In North Hampton, a proposal to change zoning laws has caused some debate.Seacoast Online has reported on the issue. This is a section from the article:
Changes proposed to the existing ordinance governing agricultural activities in town would have defined what those activities could include. It allowed the breeding, raising, housing and sale of livestock, from buffalo to pigs, on any parcel of land two acres or more. The proposal also allowed for the storage of manure on the property and lowered setbacks required from neighboring property lines to 50 feet or 85 feet from a neighboring residence from the current 200 feet. It also took fowl and poultry out of the town’s current definition of livestock and gave them their own category.
Agriculture Commission member Cindy Jenkins told Planning Board members her group was submitting the proposed changes to bring the town into compliance with state law.
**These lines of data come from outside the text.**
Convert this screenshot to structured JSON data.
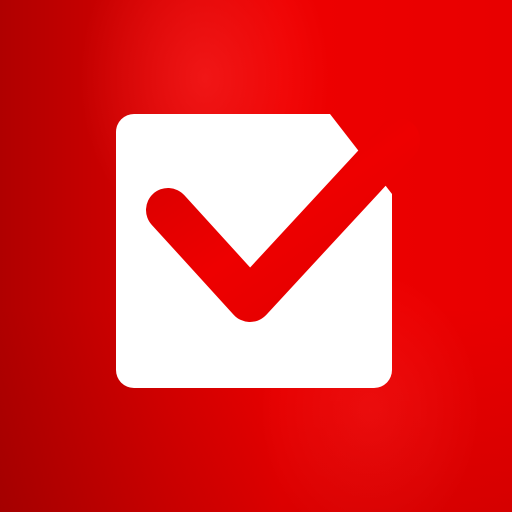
{
  "icon": {
    "name": "checkbox-checked",
    "background_color": "#e00000",
    "box_color": "#ffffff",
    "check_color": "#e00000"
  }
}
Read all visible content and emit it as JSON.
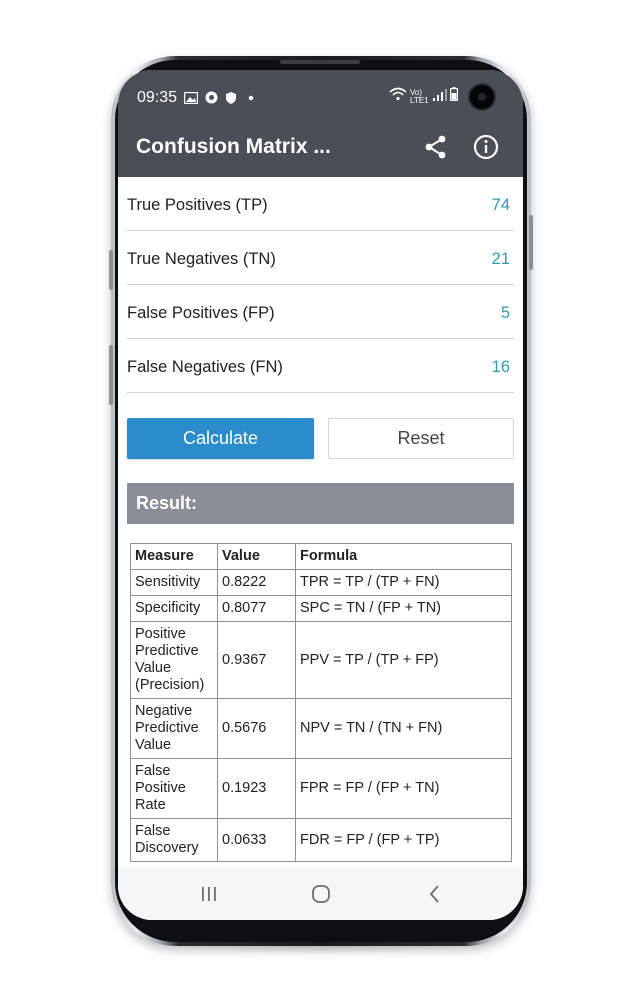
{
  "status_bar": {
    "time": "09:35",
    "network_label": "Vo) LTE1"
  },
  "app_bar": {
    "title": "Confusion Matrix ...",
    "icons": [
      "share-icon",
      "info-icon"
    ]
  },
  "inputs": [
    {
      "label": "True Positives (TP)",
      "value": "74"
    },
    {
      "label": "True Negatives (TN)",
      "value": "21"
    },
    {
      "label": "False Positives (FP)",
      "value": "5"
    },
    {
      "label": "False Negatives (FN)",
      "value": "16"
    }
  ],
  "buttons": {
    "calculate": "Calculate",
    "reset": "Reset"
  },
  "result": {
    "header": "Result:",
    "columns": [
      "Measure",
      "Value",
      "Formula"
    ],
    "rows": [
      {
        "measure": "Sensitivity",
        "value": "0.8222",
        "formula": "TPR = TP / (TP + FN)"
      },
      {
        "measure": "Specificity",
        "value": "0.8077",
        "formula": "SPC = TN / (FP + TN)"
      },
      {
        "measure": "Positive Predictive Value (Precision)",
        "value": "0.9367",
        "formula": "PPV = TP / (TP + FP)"
      },
      {
        "measure": "Negative Predictive Value",
        "value": "0.5676",
        "formula": "NPV = TN / (TN + FN)"
      },
      {
        "measure": "False Positive Rate",
        "value": "0.1923",
        "formula": "FPR = FP / (FP + TN)"
      },
      {
        "measure": "False Discovery",
        "value": "0.0633",
        "formula": "FDR = FP / (FP + TP)"
      }
    ]
  },
  "colors": {
    "app_bar": "#4a4e57",
    "accent_value": "#2a9db0",
    "calculate_button": "#2a8ccb",
    "result_header": "#8a8e99"
  },
  "nav_bar": {
    "icons": [
      "recent-apps-icon",
      "home-icon",
      "back-icon"
    ]
  }
}
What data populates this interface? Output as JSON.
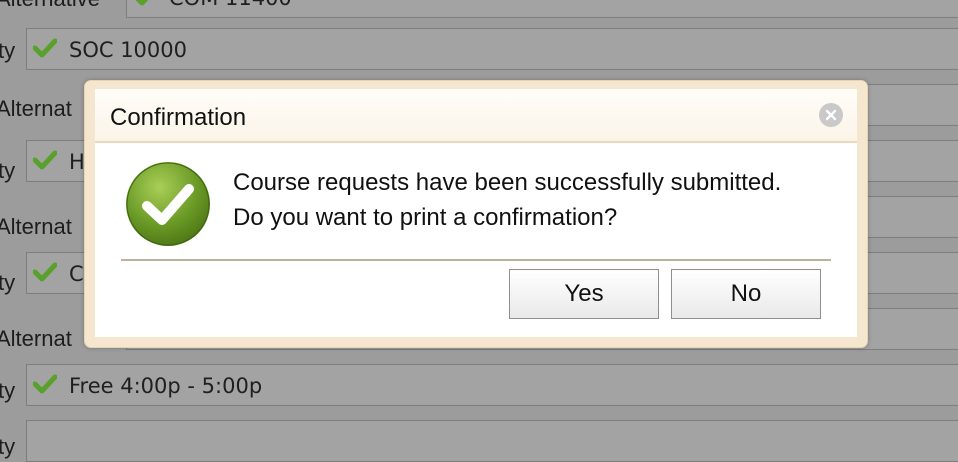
{
  "background_rows": [
    {
      "label": "Alternative",
      "kind": "alt",
      "value": "COM 11400",
      "checked": true
    },
    {
      "label": "ty",
      "kind": "main",
      "value": "SOC 10000",
      "checked": true
    },
    {
      "label": "Alternat",
      "kind": "alt",
      "value": "",
      "checked": false
    },
    {
      "label": "ty",
      "kind": "main",
      "value": "H",
      "checked": true
    },
    {
      "label": "Alternat",
      "kind": "alt",
      "value": "",
      "checked": false
    },
    {
      "label": "ty",
      "kind": "main",
      "value": "C",
      "checked": true
    },
    {
      "label": "Alternat",
      "kind": "alt",
      "value": "",
      "checked": false
    },
    {
      "label": "ty",
      "kind": "main",
      "value": "Free 4:00p - 5:00p",
      "checked": true
    },
    {
      "label": "ty",
      "kind": "main",
      "value": "",
      "checked": false
    }
  ],
  "dialog": {
    "title": "Confirmation",
    "close_icon": "close-icon",
    "status_icon": "check-circle-icon",
    "message_line1": "Course requests have been successfully submitted.",
    "message_line2": "Do you want to print a confirmation?",
    "yes_label": "Yes",
    "no_label": "No"
  },
  "colors": {
    "check_green": "#5aa02c",
    "dialog_frame": "#f5e7cf",
    "overlay": "#9c9c9c"
  }
}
RSA 672:1, states: “Agricultural activities are a beneficial and worthwhile feature of the New Hampshire landscape and shall not be unreasonably limited by use of municipal planning and zoning powers or by the unreasonable interpretation of such powers.”
“The 200-foot setback struck us as being an unreasonable application of zoning powers in North Hampton,” Jenkins said. “The state of New Hampshire is encouraging us to have more to do with the food we eat. There is no sustainability if we have to rely on commercial food operations and trucking for food.”
In the end, “the Planning Board voted 4-0, with Dr. Joseph Arena abstaining, to hold off on recommending the Agricultural Commission’s amendment to town voters at the May 11 town elections. Instead, board and commission members will join with residents in trying to develop a way for property owners to raise their own food, while limiting the amount of nuisance that activity would cause abutters.”